Blake’s “fourfold vision” is the activation of all of these energies, just as Gebser’s “integral consciousness” is the same as Blake’s “fourfold vision”. For Rumi, Blake’s “four Zoas” are called the “four nafs” or “animal spirits”. It is really not coincidence that the “fourfold self” has correspondences with the Eastern “four Yugas” or world ages, or the Four Ages of Man of Greek antiquity — the Golden, Silver, Bronze, and Iron Ages, (Iron being the element of Blake’s mad Zoa “Urizen”). It follows according to that “pre-existing pattern” that Gebser identified in evolution, and in those terms it is quite true to say, as J. Krishnmurti wrote, “You Are the World“. But the “World” includes everything that is, was, and will be.
In that sense, Krishnamurti is not saying anything different from Blake: “Heaven in a Wild Flower”, “Eternity in the hour”, or “The World in a Grain of Sand”. Well, your body is that flower, your body is that hour, and your body is that grain of sand.
So, is the Eden legend psychobiology?
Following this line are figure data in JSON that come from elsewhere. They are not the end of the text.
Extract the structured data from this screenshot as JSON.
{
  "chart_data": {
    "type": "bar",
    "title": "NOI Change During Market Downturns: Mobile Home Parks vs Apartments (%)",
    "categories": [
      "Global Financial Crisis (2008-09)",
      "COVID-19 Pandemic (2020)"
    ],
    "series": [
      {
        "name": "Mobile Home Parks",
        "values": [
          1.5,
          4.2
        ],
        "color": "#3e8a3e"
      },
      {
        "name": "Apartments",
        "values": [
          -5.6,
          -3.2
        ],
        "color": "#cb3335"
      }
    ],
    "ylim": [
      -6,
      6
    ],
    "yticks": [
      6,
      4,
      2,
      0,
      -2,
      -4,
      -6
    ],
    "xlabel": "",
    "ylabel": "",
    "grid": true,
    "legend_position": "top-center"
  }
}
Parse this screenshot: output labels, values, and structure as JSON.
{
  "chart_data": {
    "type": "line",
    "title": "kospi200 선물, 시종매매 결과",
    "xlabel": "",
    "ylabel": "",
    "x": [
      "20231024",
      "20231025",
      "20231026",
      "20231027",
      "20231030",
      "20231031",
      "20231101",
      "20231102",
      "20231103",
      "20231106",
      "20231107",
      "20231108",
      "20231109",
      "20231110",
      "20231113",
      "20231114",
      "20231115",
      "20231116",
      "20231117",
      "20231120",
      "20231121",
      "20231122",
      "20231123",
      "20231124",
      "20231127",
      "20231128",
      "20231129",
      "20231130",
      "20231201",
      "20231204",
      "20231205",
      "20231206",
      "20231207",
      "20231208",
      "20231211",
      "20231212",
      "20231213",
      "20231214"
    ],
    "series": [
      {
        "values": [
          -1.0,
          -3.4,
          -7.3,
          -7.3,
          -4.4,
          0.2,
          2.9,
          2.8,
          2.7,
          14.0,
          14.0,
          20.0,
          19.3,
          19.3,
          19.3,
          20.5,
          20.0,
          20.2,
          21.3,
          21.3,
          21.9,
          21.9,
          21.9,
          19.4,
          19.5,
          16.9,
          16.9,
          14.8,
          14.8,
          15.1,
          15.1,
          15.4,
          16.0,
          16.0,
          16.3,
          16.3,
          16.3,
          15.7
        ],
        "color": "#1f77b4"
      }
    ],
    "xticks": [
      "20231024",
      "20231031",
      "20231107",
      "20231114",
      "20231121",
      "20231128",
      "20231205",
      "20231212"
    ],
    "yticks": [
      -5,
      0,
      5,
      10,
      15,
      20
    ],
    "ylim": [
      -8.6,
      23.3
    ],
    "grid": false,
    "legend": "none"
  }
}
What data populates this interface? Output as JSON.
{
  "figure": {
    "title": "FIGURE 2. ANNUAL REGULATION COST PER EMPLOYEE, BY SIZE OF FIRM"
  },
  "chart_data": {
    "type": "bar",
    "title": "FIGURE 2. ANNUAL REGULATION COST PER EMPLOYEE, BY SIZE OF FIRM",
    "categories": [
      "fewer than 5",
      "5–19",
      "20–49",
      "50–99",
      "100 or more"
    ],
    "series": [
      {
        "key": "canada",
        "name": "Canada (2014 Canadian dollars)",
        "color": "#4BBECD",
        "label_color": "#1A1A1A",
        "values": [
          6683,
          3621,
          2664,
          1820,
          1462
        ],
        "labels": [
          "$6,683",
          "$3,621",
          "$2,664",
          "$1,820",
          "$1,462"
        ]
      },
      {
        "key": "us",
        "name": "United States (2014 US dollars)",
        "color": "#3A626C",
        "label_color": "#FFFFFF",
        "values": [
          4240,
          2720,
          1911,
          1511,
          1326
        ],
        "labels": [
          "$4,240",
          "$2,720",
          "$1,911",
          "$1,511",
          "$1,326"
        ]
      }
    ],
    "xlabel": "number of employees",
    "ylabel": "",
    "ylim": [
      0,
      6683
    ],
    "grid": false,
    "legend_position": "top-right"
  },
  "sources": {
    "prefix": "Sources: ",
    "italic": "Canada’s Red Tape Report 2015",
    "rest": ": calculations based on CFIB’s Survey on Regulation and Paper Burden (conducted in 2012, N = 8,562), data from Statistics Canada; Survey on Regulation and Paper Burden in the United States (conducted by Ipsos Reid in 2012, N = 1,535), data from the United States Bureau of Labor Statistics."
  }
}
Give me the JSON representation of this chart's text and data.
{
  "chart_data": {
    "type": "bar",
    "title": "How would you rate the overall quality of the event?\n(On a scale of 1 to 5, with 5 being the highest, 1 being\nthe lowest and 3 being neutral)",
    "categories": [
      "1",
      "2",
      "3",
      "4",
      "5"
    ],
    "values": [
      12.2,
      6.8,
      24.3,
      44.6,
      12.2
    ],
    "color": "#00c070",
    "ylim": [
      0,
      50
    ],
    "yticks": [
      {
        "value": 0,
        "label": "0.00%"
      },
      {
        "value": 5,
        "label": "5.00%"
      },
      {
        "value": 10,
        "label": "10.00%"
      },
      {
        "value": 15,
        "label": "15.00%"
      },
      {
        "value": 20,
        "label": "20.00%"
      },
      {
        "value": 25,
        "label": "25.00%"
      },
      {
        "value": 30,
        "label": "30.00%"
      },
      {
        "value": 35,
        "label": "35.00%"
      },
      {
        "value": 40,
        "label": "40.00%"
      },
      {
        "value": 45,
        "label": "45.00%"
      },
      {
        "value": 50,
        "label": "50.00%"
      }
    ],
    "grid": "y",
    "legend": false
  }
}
Yes, but not in the sense used by those who identify as psychobiologists, because the body is today even more mysterious than ever since matter itself has become pretty mysterious stuff. There’s nothing but energy in various stages of manifestation or transformation and metamorphosis. But that was already known to Blake. Although he saw that all energy is of the body (and that energy was “Eternal Delight”) the body itself was only a “cloud” or cloak
1. Man has no Body distinct from his Soul; for that call’d Body is a portion of Soul discern’d by the five Senses, the chief inlets of Soul in this age
The physical body, infinitely complex as it is, is only a portion of the “Soul” as it conceives itself within physical conditions. It is like a musical instrument. But everything that Blake wrote about this, and about the relationship of the soul to the body, was amply corroborated in Jill Bolte-Taylor’s testimony about her “stroke of insight” (and in my own “dream of the fish“, which is why my enthusiasm for Bolte-Taylor’s TED talk never wanes).
What Blake is saying is that the body is an epiphenomenon of the soul, whereas conventional psychobiologists invert that, viewing what we call “soul” as an epiphenomenon of the body. But that’s only true of what we call “mind”.